The seamstress beamed as she peered at the woman before her. She couldn’t wish for a better model to showcase her work, for Penelope was truly beautiful. Martha’s head
cocked shrewdly as she took in the young woman’s perfect features, the soft blond hair that was the color of pure sunlight, and the rosebud mouth. But it was her eyes that bedazzled even the most casual passerby: violet blue, like the depths of a fairy pool, Penelope Appleton’s gaze made one feel enchanted.
And there was no lack of funds to pay for the dress, Martha thought in approval. The older Appleton sisters had married well, so Penelope could afford any gown of her choosing to make her long-awaited debut.
Looking critically at the garment once more, Martha smoothed a ruffle. “That is very kind, my dear. You will turn every other girl green with envy. And why not? You are the most beautiful of the famous Appleton sisters, after all! Come now, put on your gloves and your earbobs, and let’s go show the ladies!”
Penelope grinned in excitement and, still holding her dress aloft, rushed out to the parlor where Jennifer and Winifred waited with their aunt Eve. The dressmaker dramatically turned up the gaslights as Penelope stepped out from behind a curtain onto the stage.
Three gasps sounded at once as the sisters rose in unison, while Eve fumbled in her pocket for her lace handkerchief.
“Why, Pen, you are stunning!” Jennifer cried, a toddler on her knee. Scholarly Winifred removed her glasses to polish them on her sleeve, and then peered through the spectacles once more with approval. Aunt Eve dabbed at her eyes, choking back tears before coming to stand before her niece, her face full of emotion.
“You are radiant, my dear! Your parents would have been so proud! Who else would have thought of putting a black velvet ribbon at the waist but you! You were always so clever! Your mother often talked about your debut and the plans she had for all of you. And now with two of you well married,” she glanced at Jennifer and Winifred approvingly, “that only leaves our Penny. I wish your mother could be with us here today!”
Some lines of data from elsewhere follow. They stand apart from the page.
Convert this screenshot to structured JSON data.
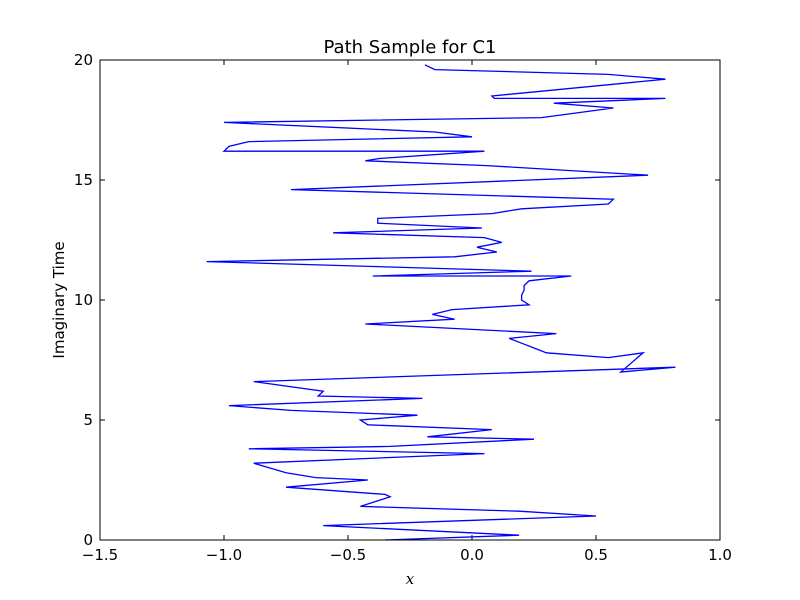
{
  "chart_data": {
    "type": "line",
    "title": "Path Sample for C1",
    "xlabel": "x",
    "ylabel": "Imaginary Time",
    "xlim": [
      -1.5,
      1.0
    ],
    "ylim": [
      0,
      20
    ],
    "xticks": [
      -1.5,
      -1.0,
      -0.5,
      0.0,
      0.5,
      1.0
    ],
    "xtick_labels": [
      "−1.5",
      "−1.0",
      "−0.5",
      "0.0",
      "0.5",
      "1.0"
    ],
    "yticks": [
      0,
      5,
      10,
      15,
      20
    ],
    "ytick_labels": [
      "0",
      "5",
      "10",
      "15",
      "20"
    ],
    "grid": false,
    "series": [
      {
        "color": "#0000ff",
        "x": [
          -0.35,
          0.19,
          -0.6,
          0.5,
          0.19,
          -0.45,
          -0.33,
          -0.35,
          -0.75,
          -0.42,
          -0.63,
          -0.75,
          -0.88,
          0.05,
          -0.9,
          -0.33,
          0.25,
          -0.18,
          0.08,
          -0.42,
          -0.45,
          -0.22,
          -0.73,
          -0.98,
          -0.2,
          -0.62,
          -0.6,
          -0.88,
          0.82,
          0.6,
          0.69,
          0.55,
          0.3,
          0.25,
          0.2,
          0.15,
          0.34,
          -0.43,
          -0.07,
          -0.16,
          -0.08,
          0.23,
          0.2,
          0.2,
          0.21,
          0.21,
          0.23,
          0.4,
          -0.4,
          0.24,
          -1.07,
          -0.07,
          0.1,
          0.02,
          0.12,
          0.05,
          -0.56,
          0.04,
          -0.38,
          -0.38,
          0.08,
          0.2,
          0.55,
          0.57,
          -0.73,
          0.71,
          0.06,
          -0.43,
          -0.37,
          0.05,
          -1.0,
          -0.98,
          -0.9,
          0.0,
          -0.15,
          -1.0,
          0.28,
          0.57,
          0.33,
          0.78,
          0.09,
          0.08,
          0.78,
          0.55,
          -0.15,
          -0.19
        ],
        "y": [
          0.0,
          0.2,
          0.6,
          1.0,
          1.2,
          1.4,
          1.8,
          1.9,
          2.2,
          2.5,
          2.6,
          2.8,
          3.2,
          3.6,
          3.8,
          3.9,
          4.2,
          4.3,
          4.6,
          4.8,
          5.0,
          5.2,
          5.4,
          5.6,
          5.9,
          6.0,
          6.2,
          6.6,
          7.2,
          7.0,
          7.8,
          7.6,
          7.8,
          8.0,
          8.2,
          8.4,
          8.6,
          9.0,
          9.2,
          9.4,
          9.6,
          9.8,
          10.0,
          10.2,
          10.4,
          10.6,
          10.8,
          11.0,
          11.0,
          11.2,
          11.6,
          11.8,
          12.0,
          12.2,
          12.4,
          12.6,
          12.8,
          13.0,
          13.2,
          13.4,
          13.6,
          13.8,
          14.0,
          14.2,
          14.6,
          15.2,
          15.6,
          15.8,
          15.9,
          16.2,
          16.2,
          16.4,
          16.6,
          16.8,
          17.0,
          17.4,
          17.6,
          18.0,
          18.2,
          18.4,
          18.4,
          18.5,
          19.2,
          19.4,
          19.6,
          19.8
        ]
      }
    ]
  }
}
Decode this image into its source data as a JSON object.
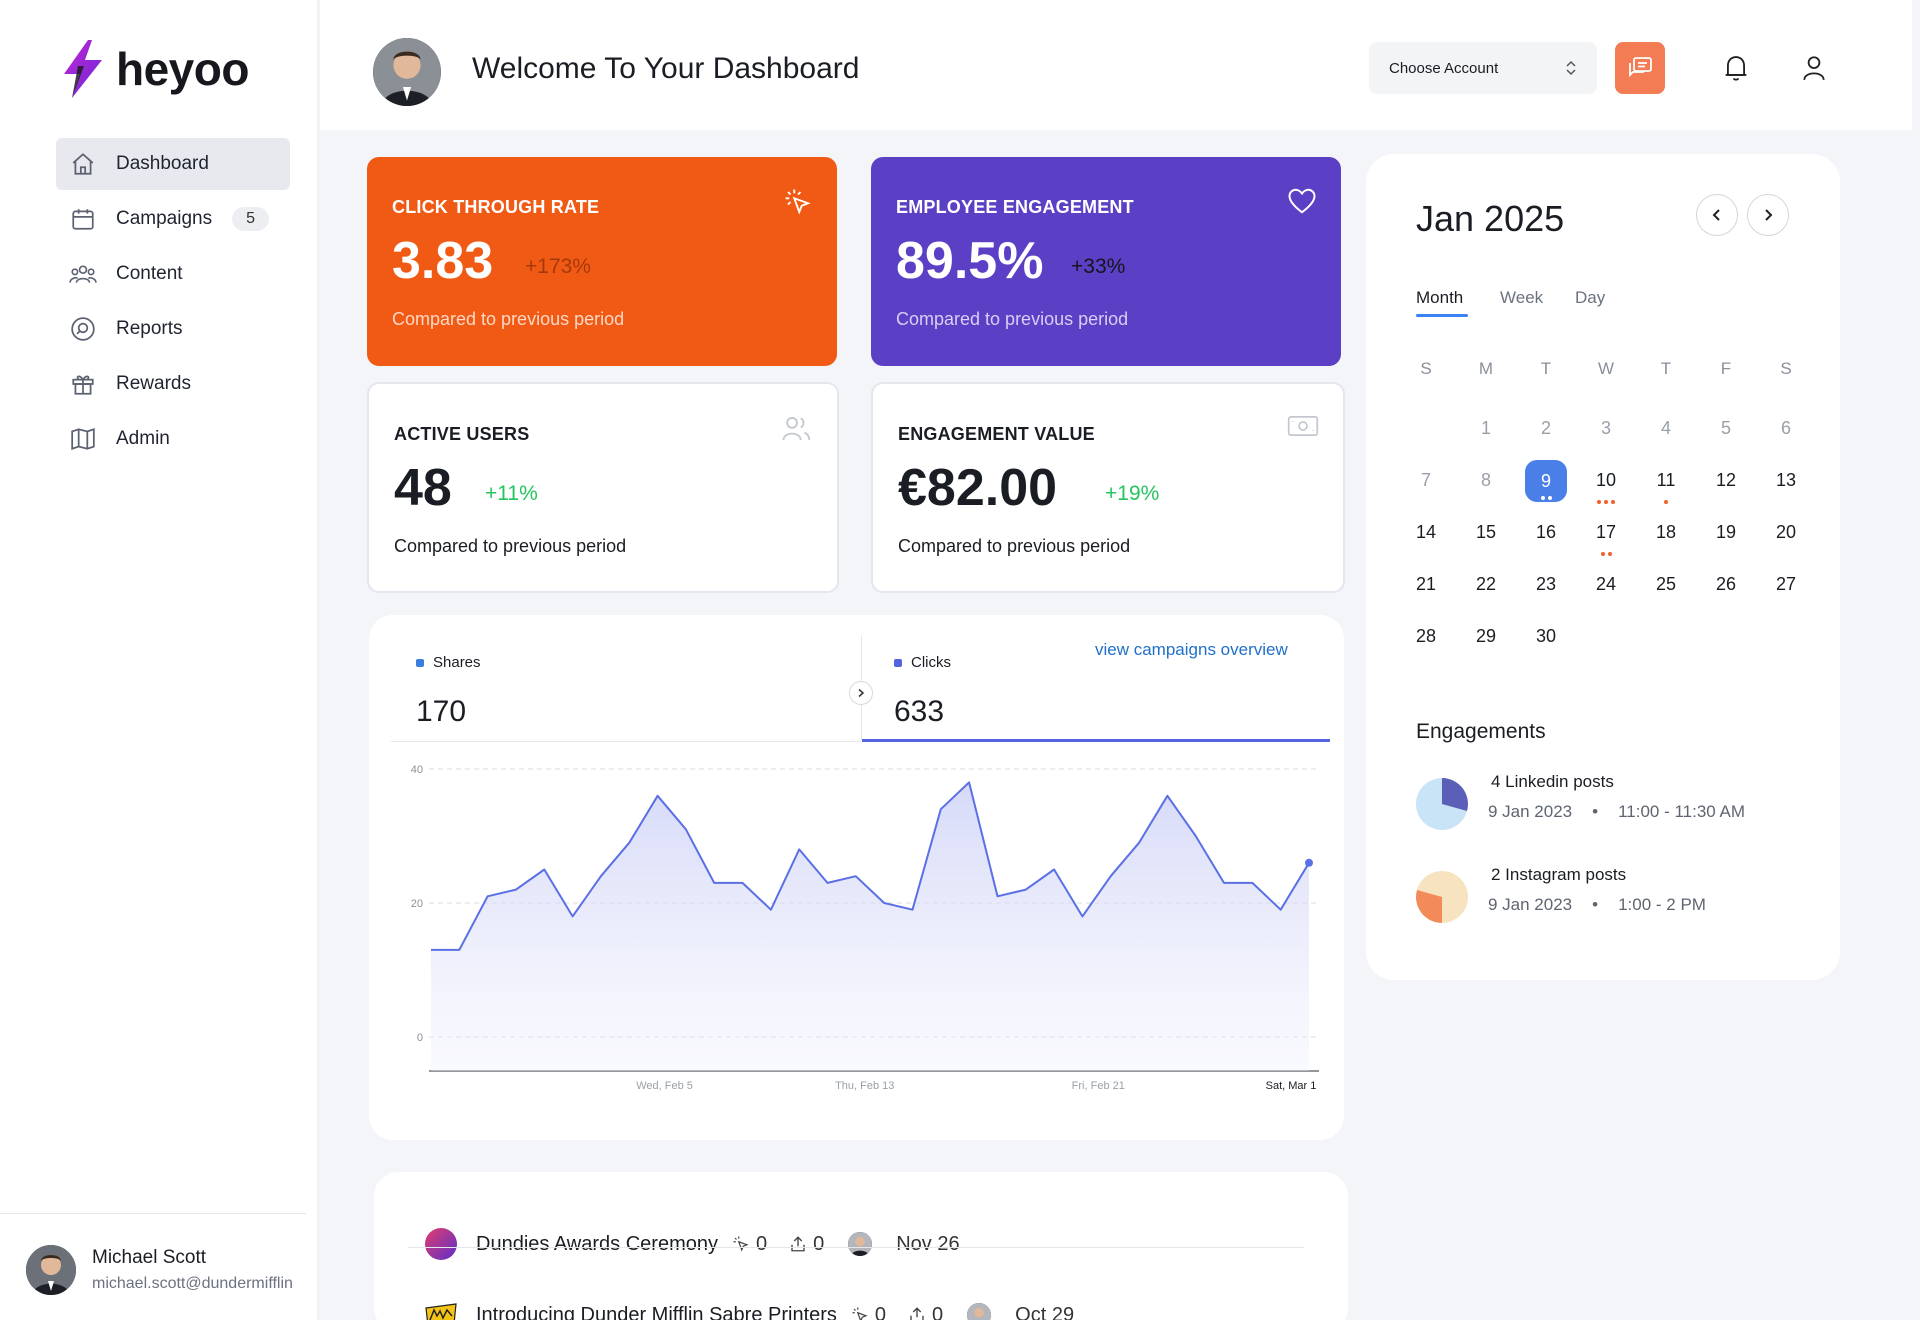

“I feel she is,” Penelope whispered, glancing into the mirror with an odd look. “I
she is,” she repeated more firmly.
The sisters were silent for a moment, thinking of their parents who had passed several years ago. It was Jennifer who looked up first, gave her sister a grin, and
indicated the lovely gown. “I want to hug you, but I’m afraid to wrinkle that dress!”
“Pooh.” Penelope whirled around and opened her arms to embrace them all. This time their tears flowed freely. Eve cried daintily into her linen cloth, careful not to wet the gown, Jennifer choked, and Winifred sniffled.
They made a charming picture. Jennifer, her dark blond hair pulled back into a loose chignon and her mischievous gray eyes brimming with tears, looked as proud as any doting mother. Winifred’s severe bun and restrained dress only emphasized her elegant features, which were filled with affection for her younger sister. And Aunt Eve, plump and pretty in her blue morning dress with her sugar-spun hair gleaming in the lamplight, looked like a fairy godmother.
Even the dressmaker joined in the emotional storm, wailing loudly before blowing her nose into her handkerchief with a snort that startled the other women into laughter.
“There, there, now, we must be careful of the pins!” Martha, realizing the danger to her creation, wedged herself in the middle of the fray. “You can change now, dear. I’ll stitch this up today and be ready to press it tomorrow. Saturday evening, mark my words, you will be the belle of the ball! And then I will be designing your wedding gown!”